Sample evaluation set with request, response, retrieved_context, expected_response, and expected_retrieved_context

level_4_data  = [
    {
        "request_id": "request-id",
        "request": "What is the difference between reduceByKey and groupByKey in Spark?",
        "expected_retrieved_context": [
            {
                "doc_uri": "doc_uri_2_1",
            },
            {
                "doc_uri": "doc_uri_2_2",
            },
        ],
        "expected_response": "There's no significant difference.",
        "response": "reduceByKey aggregates data before shuffling, whereas groupByKey shuffles all data, making reduceByKey more efficient.",
        "retrieved_context": [
            {
                # In `retrieved_context`, `content` is optional, but delivers additional functionality if provided (the Databricks Context Relevance LLM judge runs to check the relevance of the provided content to the request).
                "content": "reduceByKey reduces the amount of data shuffled by merging values before shuffling.",
                "doc_uri": "doc_uri_2_1",
            },
            {
                "content": "groupByKey may lead to inefficient data shuffling due to sending all values across the network.",
                "doc_uri": "doc_uri_6_extra",
            },
        ],
    }
]

Best practices for developing an evaluation set

  • Consider each sample, or group of samples, in the evaluation set as a unit test. That is, each sample should correspond to a specific scenario with an explicit expected outcome. For example, consider testing longer contexts, multi-hop reasoning, and ability to infer answers from indirect evidence.
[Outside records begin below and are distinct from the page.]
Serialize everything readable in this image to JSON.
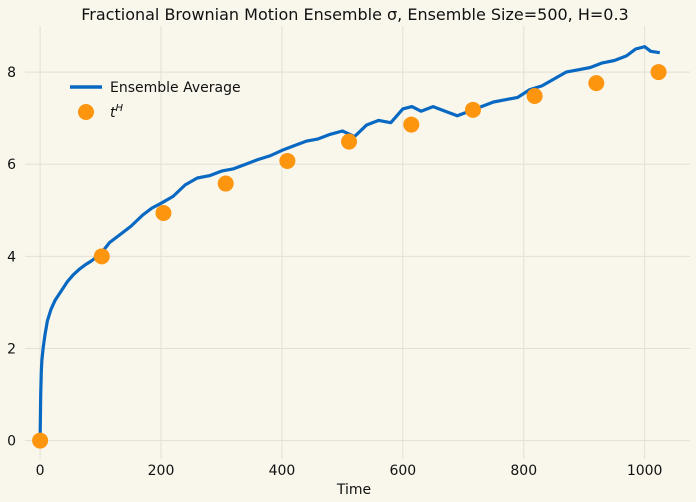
{
  "chart_data": {
    "type": "line",
    "title": "Fractional Brownian Motion Ensemble σ, Ensemble Size=500, H=0.3",
    "xlabel": "Time",
    "ylabel": "",
    "xlim": [
      -25,
      1075
    ],
    "ylim": [
      -0.4,
      9.0
    ],
    "xticks": [
      0,
      200,
      400,
      600,
      800,
      1000
    ],
    "yticks": [
      0,
      2,
      4,
      6,
      8
    ],
    "grid": true,
    "legend_position": "upper-left",
    "series": [
      {
        "name": "Ensemble Average",
        "kind": "line",
        "color": "#0868c2",
        "x": [
          0,
          1,
          2,
          3,
          5,
          8,
          12,
          18,
          25,
          35,
          45,
          55,
          65,
          75,
          85,
          100,
          115,
          130,
          150,
          170,
          185,
          200,
          220,
          240,
          260,
          280,
          300,
          320,
          340,
          360,
          380,
          400,
          420,
          440,
          460,
          480,
          500,
          520,
          540,
          560,
          580,
          600,
          615,
          630,
          650,
          670,
          690,
          710,
          730,
          750,
          770,
          790,
          810,
          830,
          850,
          870,
          890,
          910,
          930,
          950,
          970,
          985,
          1000,
          1010,
          1025
        ],
        "y": [
          0.0,
          1.0,
          1.5,
          1.75,
          2.0,
          2.3,
          2.6,
          2.85,
          3.05,
          3.25,
          3.45,
          3.6,
          3.72,
          3.82,
          3.9,
          4.05,
          4.3,
          4.45,
          4.65,
          4.9,
          5.05,
          5.15,
          5.3,
          5.55,
          5.7,
          5.75,
          5.85,
          5.9,
          6.0,
          6.1,
          6.18,
          6.3,
          6.4,
          6.5,
          6.55,
          6.65,
          6.72,
          6.6,
          6.85,
          6.95,
          6.9,
          7.2,
          7.25,
          7.15,
          7.25,
          7.15,
          7.05,
          7.15,
          7.25,
          7.35,
          7.4,
          7.45,
          7.62,
          7.7,
          7.85,
          8.0,
          8.05,
          8.1,
          8.2,
          8.25,
          8.35,
          8.5,
          8.55,
          8.45,
          8.42
        ]
      },
      {
        "name": "t^H",
        "kind": "scatter",
        "color": "#fd950e",
        "x": [
          0,
          102,
          204,
          307,
          409,
          511,
          614,
          716,
          818,
          920,
          1023
        ],
        "y": [
          0.0,
          4.0,
          4.94,
          5.58,
          6.07,
          6.49,
          6.86,
          7.18,
          7.48,
          7.76,
          8.0
        ]
      }
    ]
  }
}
  • Consider testing adversarial scenarios from malicious users.
  • There is no specific guideline on the number of questions to include in an evaluation set, but clear signals from high-quality data typically perform better than noisy signals from weak data.
  • Consider including examples that are very challenging, even for humans to answer.
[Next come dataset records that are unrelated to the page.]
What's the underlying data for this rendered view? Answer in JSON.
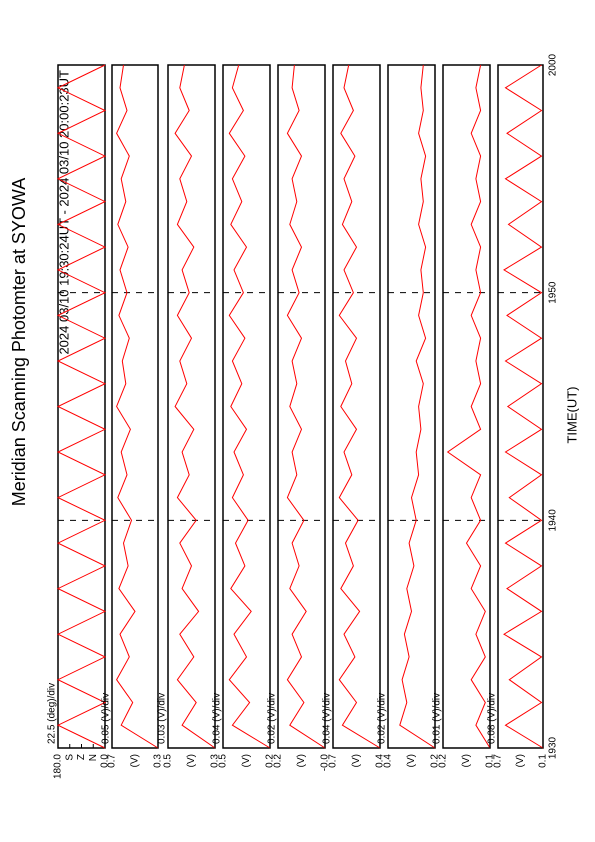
{
  "chart_data": {
    "type": "line",
    "title": "Meridian Scanning Photomter at SYOWA",
    "subtitle": "2024 03/10 19:30:24UT - 2024 03/10 20:00:23UT",
    "xlabel": "TIME(UT)",
    "x": [
      0,
      1,
      2,
      3,
      4,
      5,
      6,
      7,
      8,
      9,
      10,
      11,
      12,
      13,
      14,
      15,
      16,
      17,
      18,
      19,
      20,
      21,
      22,
      23,
      24,
      25,
      26,
      27,
      28,
      29,
      30
    ],
    "xlim": [
      0,
      30
    ],
    "xticks": [
      {
        "value": 0,
        "label": "1930"
      },
      {
        "value": 10,
        "label": "1940"
      },
      {
        "value": 20,
        "label": "1950"
      },
      {
        "value": 30,
        "label": "2000"
      }
    ],
    "grid": true,
    "panels": [
      {
        "scale": "22.5 (deg)/div",
        "color": "#ff0000",
        "ylim": [
          0,
          180
        ],
        "yticks": [
          {
            "value": 180,
            "label": "180.0"
          },
          {
            "value": 135,
            "label": "S"
          },
          {
            "value": 90,
            "label": "Z"
          },
          {
            "value": 45,
            "label": "N"
          },
          {
            "value": 0,
            "label": "0.0"
          }
        ],
        "values": [
          0,
          180,
          0,
          180,
          0,
          180,
          0,
          180,
          0,
          180,
          0,
          180,
          0,
          180,
          0,
          180,
          0,
          180,
          0,
          180,
          0,
          180,
          0,
          180,
          0,
          180,
          0,
          180,
          0,
          180,
          0
        ]
      },
      {
        "scale": "0.05 (V)/div",
        "unit": "(V)",
        "color": "#ff0000",
        "ylim": [
          0.3,
          0.7
        ],
        "yticks": [
          0.7,
          0.3
        ],
        "values": [
          0.3,
          0.62,
          0.52,
          0.66,
          0.55,
          0.63,
          0.5,
          0.64,
          0.56,
          0.6,
          0.53,
          0.65,
          0.57,
          0.62,
          0.54,
          0.66,
          0.58,
          0.61,
          0.55,
          0.64,
          0.57,
          0.63,
          0.56,
          0.65,
          0.58,
          0.62,
          0.55,
          0.66,
          0.57,
          0.63,
          0.6
        ]
      },
      {
        "scale": "0.03 (V)/div",
        "unit": "(V)",
        "color": "#ff0000",
        "ylim": [
          0.3,
          0.5
        ],
        "yticks": [
          0.5,
          0.3
        ],
        "values": [
          0.3,
          0.44,
          0.38,
          0.46,
          0.39,
          0.45,
          0.37,
          0.44,
          0.4,
          0.45,
          0.38,
          0.46,
          0.41,
          0.44,
          0.39,
          0.47,
          0.42,
          0.45,
          0.4,
          0.46,
          0.41,
          0.44,
          0.39,
          0.46,
          0.42,
          0.45,
          0.4,
          0.47,
          0.41,
          0.45,
          0.43
        ]
      },
      {
        "scale": "0.04 (V)/div",
        "unit": "(V)",
        "color": "#ff0000",
        "ylim": [
          0.2,
          0.5
        ],
        "yticks": [
          0.5,
          0.2
        ],
        "values": [
          0.2,
          0.44,
          0.33,
          0.46,
          0.35,
          0.43,
          0.32,
          0.45,
          0.36,
          0.42,
          0.34,
          0.44,
          0.37,
          0.43,
          0.35,
          0.45,
          0.38,
          0.44,
          0.36,
          0.46,
          0.37,
          0.43,
          0.35,
          0.45,
          0.38,
          0.44,
          0.36,
          0.46,
          0.37,
          0.44,
          0.4
        ]
      },
      {
        "scale": "0.02 (V)/div",
        "unit": "(V)",
        "color": "#ff0000",
        "ylim": [
          0,
          0.2
        ],
        "yticks": [
          0.2,
          {
            "value": 0,
            "label": "-0.0"
          }
        ],
        "values": [
          0,
          0.15,
          0.09,
          0.16,
          0.1,
          0.14,
          0.08,
          0.15,
          0.11,
          0.14,
          0.09,
          0.16,
          0.12,
          0.14,
          0.1,
          0.15,
          0.12,
          0.14,
          0.1,
          0.16,
          0.11,
          0.14,
          0.1,
          0.15,
          0.12,
          0.14,
          0.1,
          0.16,
          0.11,
          0.14,
          0.13
        ]
      },
      {
        "scale": "0.04 (V)/div",
        "unit": "(V)",
        "color": "#ff0000",
        "ylim": [
          0.4,
          0.7
        ],
        "yticks": [
          0.7,
          0.4
        ],
        "values": [
          0.4,
          0.64,
          0.55,
          0.66,
          0.56,
          0.63,
          0.53,
          0.65,
          0.57,
          0.62,
          0.54,
          0.66,
          0.58,
          0.63,
          0.55,
          0.65,
          0.58,
          0.62,
          0.55,
          0.66,
          0.57,
          0.63,
          0.55,
          0.64,
          0.58,
          0.63,
          0.56,
          0.65,
          0.57,
          0.63,
          0.6
        ]
      },
      {
        "scale": "0.02 (V)/div",
        "unit": "(V)",
        "color": "#ff0000",
        "ylim": [
          0.2,
          0.4
        ],
        "yticks": [
          0.4,
          0.2
        ],
        "values": [
          0.2,
          0.35,
          0.32,
          0.34,
          0.31,
          0.33,
          0.3,
          0.32,
          0.29,
          0.31,
          0.28,
          0.3,
          0.27,
          0.28,
          0.26,
          0.27,
          0.25,
          0.28,
          0.24,
          0.27,
          0.25,
          0.26,
          0.24,
          0.27,
          0.25,
          0.26,
          0.24,
          0.27,
          0.25,
          0.26,
          0.25
        ]
      },
      {
        "scale": "0.01 (V)/div",
        "unit": "(V)",
        "color": "#ff0000",
        "ylim": [
          0.1,
          0.2
        ],
        "yticks": [
          0.2,
          0.1
        ],
        "values": [
          0.1,
          0.13,
          0.11,
          0.14,
          0.11,
          0.13,
          0.11,
          0.14,
          0.12,
          0.15,
          0.12,
          0.14,
          0.12,
          0.19,
          0.12,
          0.14,
          0.12,
          0.13,
          0.12,
          0.14,
          0.12,
          0.13,
          0.12,
          0.14,
          0.12,
          0.13,
          0.12,
          0.14,
          0.12,
          0.13,
          0.12
        ]
      },
      {
        "scale": "0.08 (V)/div",
        "unit": "(V)",
        "color": "#ff0000",
        "ylim": [
          0.1,
          0.7
        ],
        "yticks": [
          0.7,
          0.1
        ],
        "values": [
          0.1,
          0.6,
          0.12,
          0.55,
          0.12,
          0.62,
          0.12,
          0.58,
          0.12,
          0.6,
          0.12,
          0.55,
          0.12,
          0.6,
          0.12,
          0.57,
          0.12,
          0.6,
          0.12,
          0.58,
          0.12,
          0.62,
          0.12,
          0.56,
          0.12,
          0.6,
          0.12,
          0.58,
          0.12,
          0.6,
          0.12
        ]
      }
    ]
  }
}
  • Whether you are building a general-purpose application or targeting a specific domain, your app will likely encounter a wide variety of questions. The evaluation set should reflect that. For example, if you are creating an application to field specific HR questions, you should still consider testing other domains (for example, operations), to ensure that the application does not hallucinate or provide harmful responses.
  • High-quality, consistent human-generated labels are the best way to ensure that the ground truth values that you provide to the application accurately reflect the desired behavior. Some steps to ensure high-quality human labels are the following:
    • Aggregate responses (labels) from multiple human labelers for the same question.
    • Ensure that labeling instructions are clear and that the human labelers are consistent.
    • Ensure that the conditions for the human-labeling process are identical to the format of requests submitted to the RAG application.
  • Human labelers are by nature noisy and inconsistent, for example due to different interpretations of the question. This is an important part of the process. Using human labeling can reveal interpretations of questions that you had not considered, and that might provide insight into behavior you observe in your application.